A coven of whispering witches open The Tragedy of Macbeth in eerie voiceover, setting an otherworldly and ominous pall over this adaptation that recalls the hushed unease of 2016’s The Witch. The rugged 17th century setting, period-accurate dialogue, and presence of that film’s star Ralph Ineson further cements the connection between the two movies, though the stories obviously diverge from there.
Coen adapts directly from Shakespeare’s original prose; those intimately familiar with the play’s text should have fun mouthing the words of their favorite passages along with the actors. Though the occasional line reading can come across as awkward, the cast is uniformly prepared and deeply entrenched in their respective performances.
Stark Black-and-white Cinematography
Stylistically, Coen and his production designer Stefan Dechant draw most notably from the German Expressionism movement and, more specifically, the works of Fritz Lang like Metropolis and M. The stark black-and-white cinematography from Bruno Delbonnel makes the contrast between light and shadow greater than that of a color counterpart. In some scenes, this makes separation more evident and in others, the visual lines are blurrier. Fog and sand spill over into one another during the early prophecy scene, but by the time Macbeth is crowned king, the angular castle with its high archways and narrow passages make for more sharply defined settings. It’s a clever visual metaphor to articulate how Macbeth’s world becomes more governed by absolutes, no matter how unfounded they are, as the narrative progresses.
Washington has always excelled at playing characters with a chip on their shoulder, and he pitches Macbeth’s haughtiness perfectly while also generating sympathy at just the right moments. McDormand is a fine counterpoint, wielding quiet ambition for a greater purpose but tragically succumbing to madness along the way.
These two leads, along with fine supporting players like Corey Hawkins and Harry Melling, have turned in plenty of outstanding work on-screen through the years, but the real find here is Hunter. Playing the part of all three of The Witches, she contorts and confounds in a role that is captivating in its physicality and unforgettable in its solemnity.
The Tragedy of Macbeth takes the Bard’s play into more haunting territory than it’s been before, in ways that only great filmmakers can manifest.
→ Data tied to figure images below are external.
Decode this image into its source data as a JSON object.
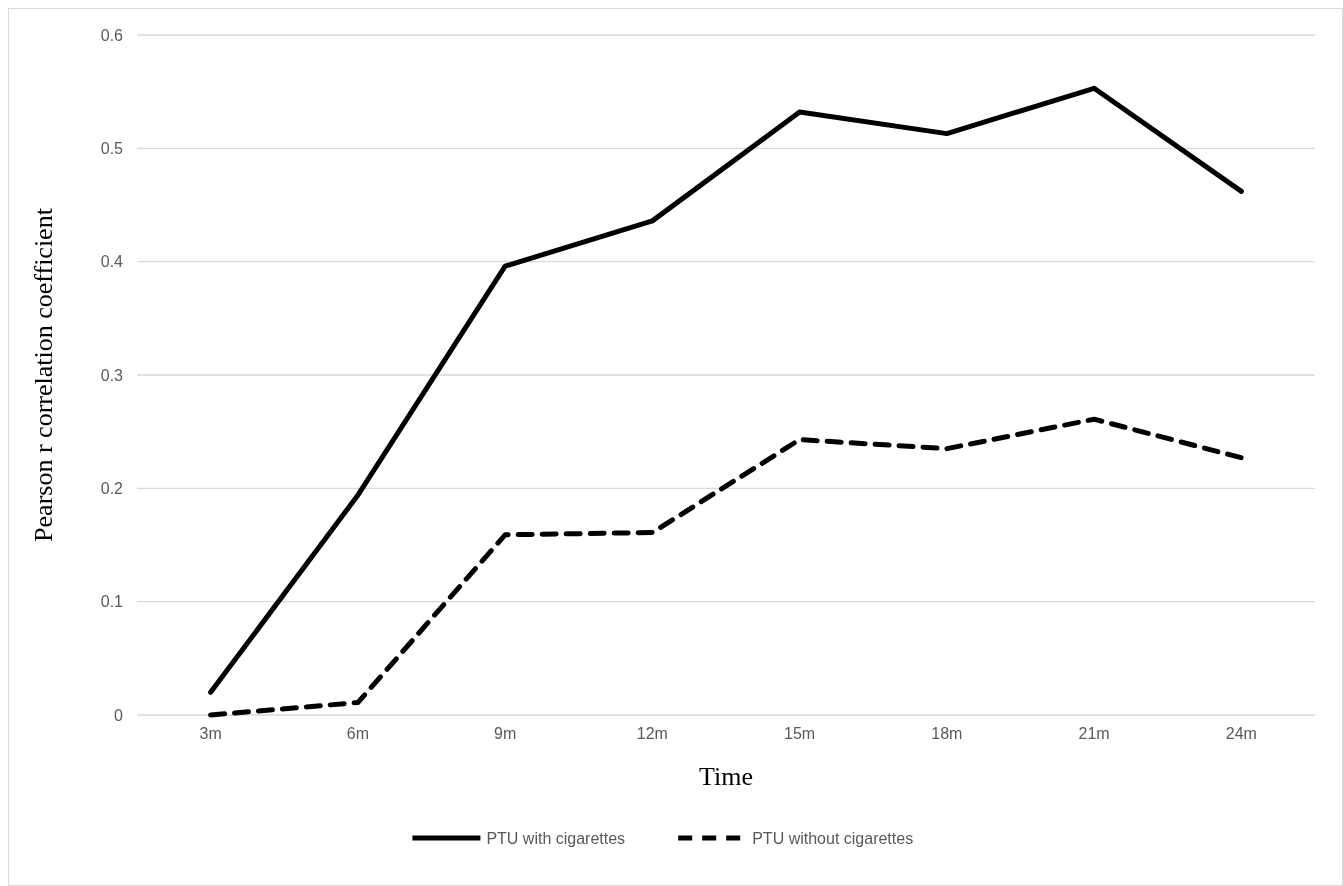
{
  "chart_data": {
    "type": "line",
    "xlabel": "Time",
    "ylabel": "Pearson r correlation coefficient",
    "categories": [
      "3m",
      "6m",
      "9m",
      "12m",
      "15m",
      "18m",
      "21m",
      "24m"
    ],
    "series": [
      {
        "name": "PTU with cigarettes",
        "color": "#000000",
        "line_style": "solid",
        "values": [
          0.02,
          0.194,
          0.396,
          0.436,
          0.532,
          0.513,
          0.553,
          0.462
        ]
      },
      {
        "name": "PTU without cigarettes",
        "color": "#000000",
        "line_style": "dashed",
        "values": [
          0.0,
          0.011,
          0.159,
          0.161,
          0.243,
          0.235,
          0.261,
          0.227
        ]
      }
    ],
    "ylim": [
      0,
      0.6
    ],
    "yticks": [
      0,
      0.1,
      0.2,
      0.3,
      0.4,
      0.5,
      0.6
    ],
    "grid": "y",
    "legend": "bottom",
    "marker": "none"
  }
}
New Movies to Watch This Weekend
Streaming on Amazon Prime is Hotel Transylvania: Transformania, an animated family comedy starring Andy Samberg and Selena Gomez about a Van Helsing invention that turns monsters into humans and humans into monsters.
Coming to theaters is Scream, a slasher sequel starring Melissa Barrera and Mason Gooding which picks up 25 years after the landmark horror entry and follows a new masked killer that terrorizes the quiet town of Woodsboro once again.
Also playing only in theaters is Belle, a sci-fi anime starring Kaho Nakamura and Ryō Narita about a shy high school student who loses herself in the persona of a globally-beloved singer that she adapts within a massive virtual world.